To understand why regular mac defrag or defragmentation, in general is beneficial, let’s take a quick, non-technical look at what fragmentation is, how it happens and how it affects computer performance. Say that you have a word processing program running and you are writing your great American novel. You have finished the first chapter and it is time for lunch, so you save your document and close the program. To begin with, your computer has been working on the document in the random access memory, or RAM. When you save your document for the first time, the edited file is placed on the computer’s hard drive.
Each time that you open the file and continue editing, the files size increases. If the file becomes larger than the free space in which it was saved, the file is divided or fragmented and part of it is saved in another location. The file contains information that references the additional location. Digital photos, audio and video files are notoriously large, especially when saved during the editing process. Defragmentation brings restores each of these files into a contiguous location on the drive.
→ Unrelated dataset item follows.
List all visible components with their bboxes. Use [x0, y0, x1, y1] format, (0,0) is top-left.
So how does this benefit Mac recovery and digital image recovery software? When a file is deleted or a drive is reformatted, the information that tells the computer where the file is located is gone, often permanently. File Recovery software then has to search the drive byte by byte for the file by looking for a known pattern. If the file was fragmented, multiple parts of the file are scattered across the drive, which makes identification of these parts very difficult, if not impossible, since they won’t all match the pattern. However, if the file is not fragmented, the chance of recovery is very good since the file is stored in the same area on the drive and its patterns are easily recognizable.